Les Hauts-Jarrons 1er Cru (organic)

“Jarrons” translates to “tree branches” and indicates the immediate proximity of this vineyard to the forest (called Mont Batois, and it’s located on the vineyard’s western edge). Les Hauts-Jarrons lies across the valley from the vineyards above, more southeast of Savigny and up on east-facing hillsides that are flanked by forest behind. Here, the slope is relatively steep (around 300m), and has thin soils, rich in pebbly debris resting on Jurassic limestone. The Chenu holdings are in the middle of this slope, which gives way to deeper, sandier soil, geologically similar to the vineyards of Beaune than of Savigny (indeed, on the other side of Mont Batois is Beaune, so that makes sense). The area is very airy, subject to cooler air currents coming down from the north and the combes/forests across the valley/on the other side of the town.

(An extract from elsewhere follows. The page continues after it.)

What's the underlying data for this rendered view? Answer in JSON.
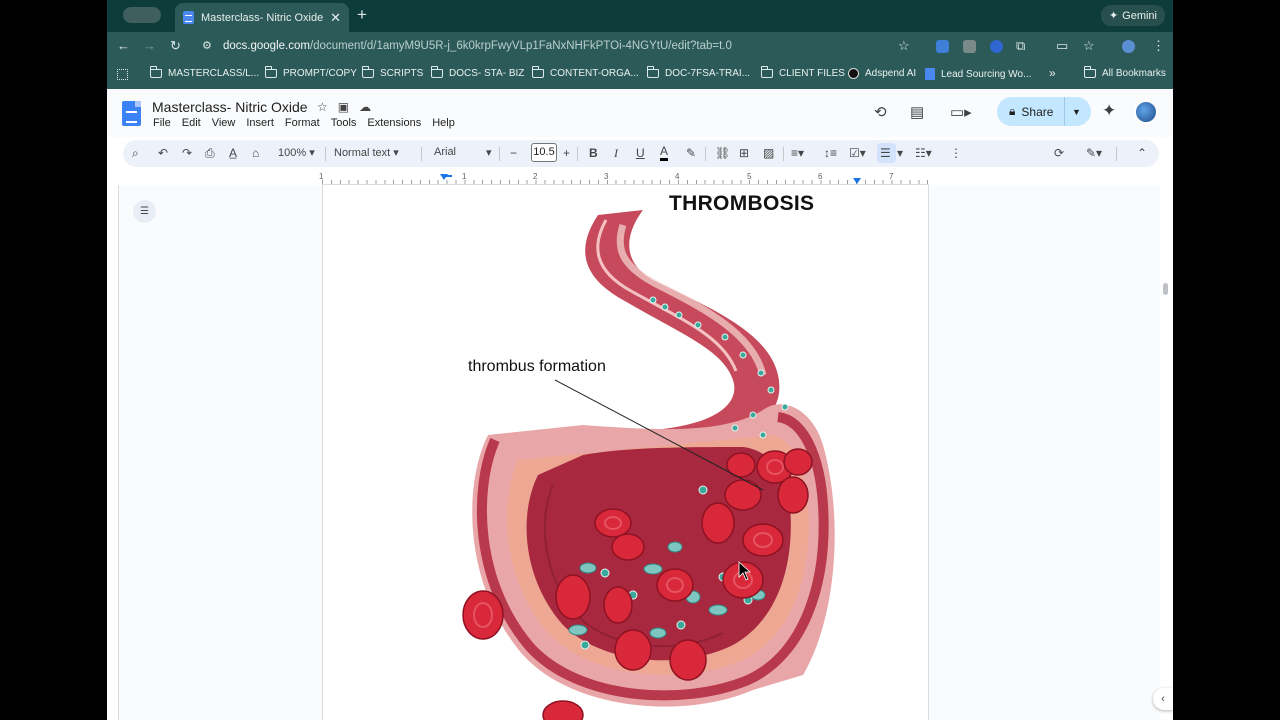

Planted to Pinot Noir, the wines from here are like those of Beaune: fuller-bodied, aromatically rich, with excellent balance and structure. Tannins can be somewhat firm in their youth; these wines really start singing after a few years’ aging to allow them to start to come together. Their aging potential is very, very high.

Savigny-Les-Beaune Blanc: Les Saucours & Les Vermots (organic)

The whole appellation of Savigny-lès-Beaune is planted to 95% Pinot Noir and only 5% white grapes (Chardonnay and a tiny amount of Pinot Blanc, which has historically always been part of the white wines of Savigny). Louis Chenu’s Savigny-lès-Beaune blanc is one of the rare whites of the region, and is made with grapes from two vineyards. The Chardonnay (90% of the wine) comes from Les Saucours, which lies directly beside (southeast) of the town. The 10% of Pinot Blanc comes from Les Vermots, which is a south-facing hillside plot, surrounded by forest, lying northwest of the town of Savigny.